Под скрежет зубов, под доносившиеся стиснутые стоны и невыносимую боль, обреченно проходили пытку мужчины, юноши и даже маленькие дети. Немногие из них, кто противился, тут же, на месте лишался головы. Как круглые мячи падали головы с закатанными глазами к ногам любопытных зрителей, которые смеясь и радуясь, пинали их, разбрызгивая алую кровь на тесанные камни дворцовой площади.
Когда один из шахских слуг дотронулся до Давида, мальчик словно взбесился- он стал отчаянно кричать и кусать протянутые к нему руки. Его крик напоминал вой одичалого волка, отчего смиренные гепарды, охранявшие царский трон стали нервно и тревожно ходить из угла в угол, удерживаемые только толстыми железными цепями.
По приказу муллы, завизжавшего от злости, слуги встали в круг, чтобы схватить мальчишку и казнить в назидание остальным, но он выхватил у одного из них острое копье и закружился в бешенном танце по кругу, не позволяя никому приблизиться.

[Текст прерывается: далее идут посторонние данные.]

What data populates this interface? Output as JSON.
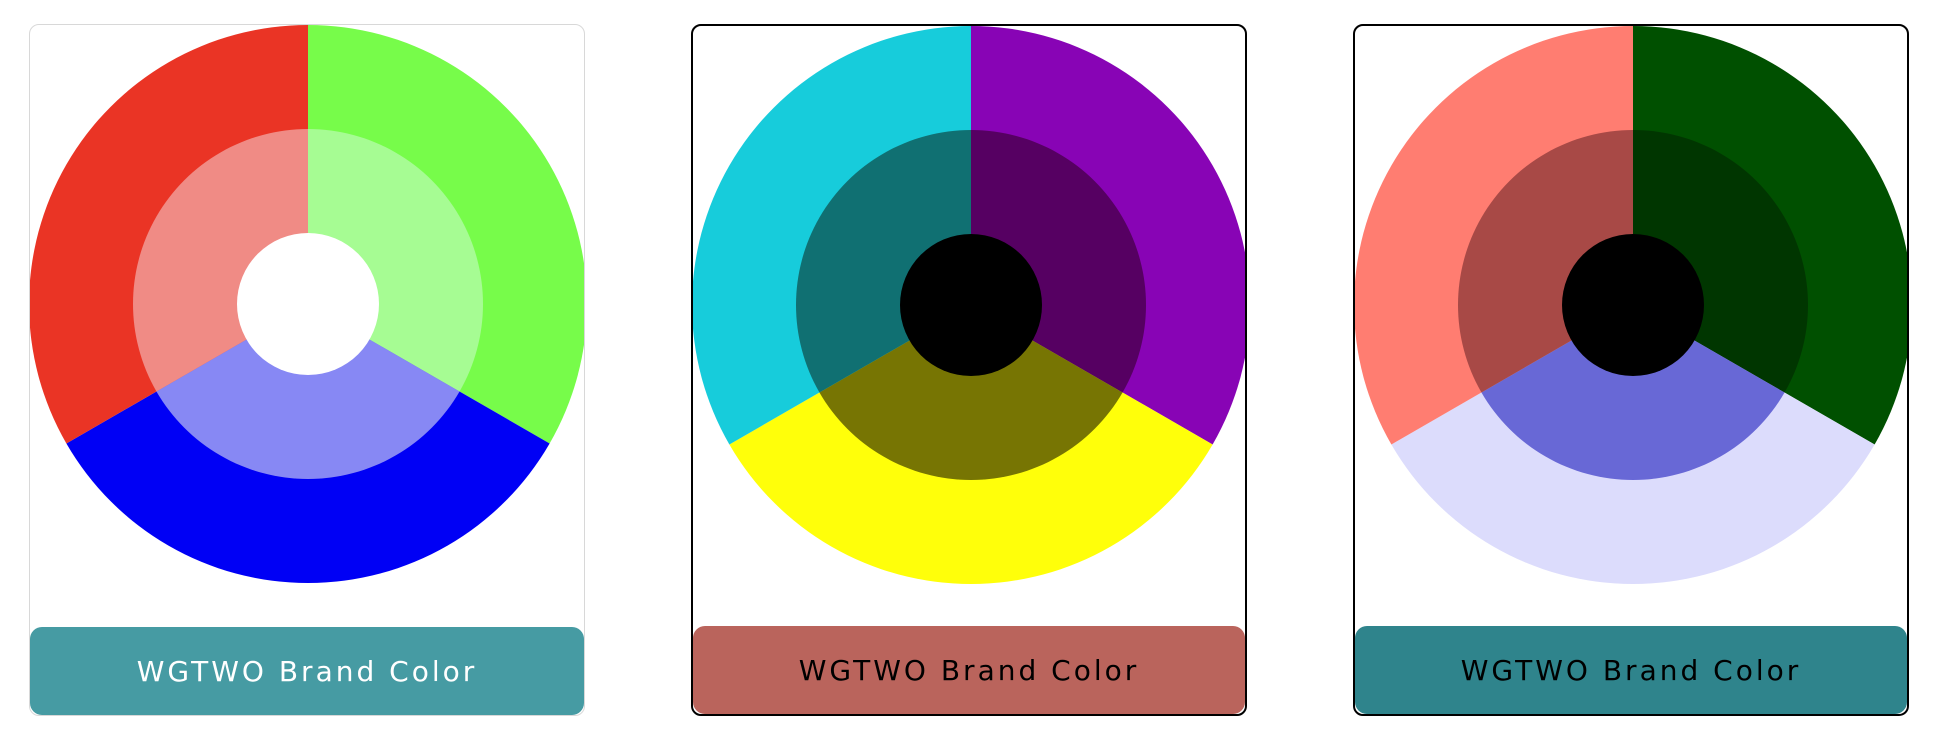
{
  "cards": [
    {
      "label": "WGTWO Brand Color",
      "label_bg": "#469BA3",
      "label_color": "#FFFFFF",
      "outer_colors": [
        "#77FC4A",
        "#0000F5",
        "#EA3425"
      ],
      "mid_colors": [
        "#A6FC93",
        "#8788F4",
        "#F08B85"
      ],
      "center_color": "#FFFFFF"
    },
    {
      "label": "WGTWO Brand Color",
      "label_bg": "#BA645C",
      "label_color": "#000000",
      "outer_colors": [
        "#8804B5",
        "#FFFF0A",
        "#17CCDB"
      ],
      "mid_colors": [
        "#560062",
        "#777503",
        "#107072"
      ],
      "center_color": "#000000"
    },
    {
      "label": "WGTWO Brand Color",
      "label_bg": "#2F848C",
      "label_color": "#000000",
      "outer_colors": [
        "#005000",
        "#DCDCFC",
        "#FF7D71"
      ],
      "mid_colors": [
        "#003600",
        "#6868D6",
        "#A84946"
      ],
      "center_color": "#000000"
    }
  ]
}
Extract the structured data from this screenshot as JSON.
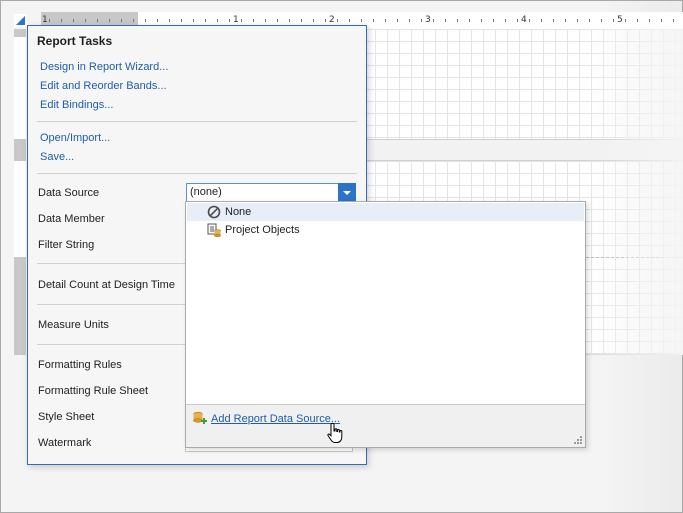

Никто не увидел, как в это время из женской половины дворца выбежала тщательно укрытая шелковыми накидками служанка прекрасной и луноподобной младшей и любимой жены шаха.
Она легко проскочила сквозь строй вооруженной свиты, подбежала к грозному повелителю и упала ему в ноги, чтобы молвить несколько слов.
В криках и плаче многочисленных пленных, приведенных на площадь, не было слышно стонов, доносящихся из царских покоев, как и не было слышно писка крохотного младенца, который вошел в новый мир, своим рождением в эту минуту продлив династию великого шаха.
Воцарилась тишина. Замерли слуги, прекратил свое заунывное пение и мулла, роскошная парчовая чалма которого сбилась набок от чрезмерного усердия. Шах- Абасс, которому только что подарили добрую весть о рождении долгожданного наследника, ушел во дворец.
А вскоре уже глашатаи на все четыре стороны затрубили благостную весть: - У великого и непобедимого шаха Абасса несравненная радость- родился наследник! Празднуйте, люди! Веселитесь! Всем сегодня будут розданы угощения! Весь мир радуется! Шах своим царским указом повелевает прекратить все работы! Веселитесь, люди!
Проходили годы... Много воды утекло с тех пор, много раз зима сменяла лето, каждую весну прилетали аисты, чтобы поправить старые гнезда на деревьях и научить летать новых птенцов.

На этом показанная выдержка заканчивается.